What is CorpusSearch?

The basic purpose of CorpusSearch is to find linguistic structures in a corpus of parsed sentences. It also has several other features, including support for:

automatic creation of coding strings for statistical analysis
automatic corpus revision
automatic creation of local "frames" for words in a corpus
automatic creation of a lexicon for a corpus

Input to CorpusSearch

CorpusSearch needs two pieces of information:

one or more source files - a corpus of sentences to search
a command file - a specification of what structures to search for

Source file(s)

A source file is any file of parsed sentences that satisfies CorpusSearch's compatibility requirements. This could be a file from the Penn Parsed Corpora of Historical English or from another parsed corpus, or perhaps a file of sentences that the user has cut and pasted together.

CorpusSearch allows output files from previous searches to serve as source files for subsequent searches.

Multiple source files can be searched in a single run.

Command file

The command file minimally contains a query, which specifies the structures being searched for, and a boundary node, which specifies the syntactic domain within which the search is to take place. Beyond that, the command file can also include further specifications, mainly concerning the format of the output.

Output of CorpusSearch

Ordinary search output

An ordinary output file contains the structures from the source file(s) that match the specifications in the search query. It is possible to include information pinpointing where the structures were found, which is useful in the case of very long sentences. Statistics are kept detailing the number of structures matching the search query ("hits"), the number of sentence tokens ("tokens") containing hits, and the total number of tokens in the file.

The number of hits may change depending on the definition of the boundary node.

Coding output

CorpusSearch can add coding strings to a corpus that are suitable as input to multivariate statistical analysis. Each coding string consists of columns associated with various properties of interest to the researcher, and the values for the columns are generated automatically according to specifications in a special type of query known as a coding query.

For instance, the value in the first column of a coding string might encode the syntactic category of a sentence's first constituent. The second and third columns might encode the same information for the sentence's second and third constituents, respectively. The information from all three columns could then be used to calculate the frequency of basic word order patterns in the corpus ("SVO", "SOV", etc.). (In principle, the same statistics could also be obtained from the output of multiple ordinary search queries, but that process would be much more laborious and prone to human error.)

Corpus revision output

CorpusSearch can produce a copy of a corpus in which certain structures are automatically revised according to user specifications.
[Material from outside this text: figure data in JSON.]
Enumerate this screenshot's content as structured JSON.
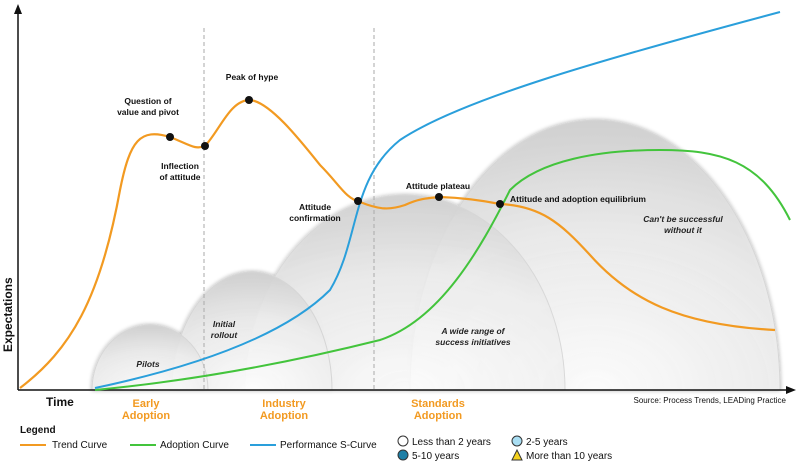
{
  "axes": {
    "y_label": "Expectations",
    "x_label": "Time"
  },
  "phases": [
    {
      "line1": "Early",
      "line2": "Adoption"
    },
    {
      "line1": "Industry",
      "line2": "Adoption"
    },
    {
      "line1": "Standards",
      "line2": "Adoption"
    }
  ],
  "annotations": {
    "question": [
      "Question of",
      "value and pivot"
    ],
    "inflection": [
      "Inflection",
      "of attitude"
    ],
    "peak": "Peak of hype",
    "confirmation": [
      "Attitude",
      "confirmation"
    ],
    "plateau": "Attitude plateau",
    "equilibrium": "Attitude and adoption equilibrium"
  },
  "domes": {
    "pilots": "Pilots",
    "initial_rollout": [
      "Initial",
      "rollout"
    ],
    "wide_range": [
      "A wide range of",
      "success initiatives"
    ],
    "cant_succeed": [
      "Can't be successful",
      "without it"
    ]
  },
  "source": "Source: Process Trends, LEADing Practice",
  "legend": {
    "title": "Legend",
    "curves": [
      {
        "label": "Trend Curve",
        "color": "#F29A21"
      },
      {
        "label": "Adoption Curve",
        "color": "#43C43C"
      },
      {
        "label": "Performance S-Curve",
        "color": "#2A9FDB"
      }
    ],
    "markers": [
      {
        "label": "Less than 2 years",
        "symbol": "circle",
        "fill": "#ffffff"
      },
      {
        "label": "2-5 years",
        "symbol": "circle",
        "fill": "#A9DEF3"
      },
      {
        "label": "5-10 years",
        "symbol": "circle",
        "fill": "#1E7FA6"
      },
      {
        "label": "More than 10 years",
        "symbol": "triangle",
        "fill": "#F5D21E"
      }
    ]
  },
  "colors": {
    "trend": "#F29A21",
    "adoption": "#43C43C",
    "performance": "#2A9FDB",
    "phase_text": "#F29A21"
  }
}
This feature can be used in order to:

apply global changes in annotation guidelines to an entire corpus
automatically correct systematic annotation errors, or at least flag possible errors for human review
build parsed corpora from POS-tagged corpora from scratch (for instance, in situations where no parsed training data exist)

Frames output

CorpusSearch can generate the set of local frames for given words. These frames are defined as the syntactic sisters of the POS tag of the word in question. This might be helpful in constructing word classes - for instance, in comparing the distribution of double-object verbs (The children gave their parents a present) and double-complement verbs (The children gave a present to their parents).

Lexicon output

CorpusSearch can generate a lexicon for a corpus. The output is a list of every word in the corpus along with the number of times it occurs under each POS tag that it can have.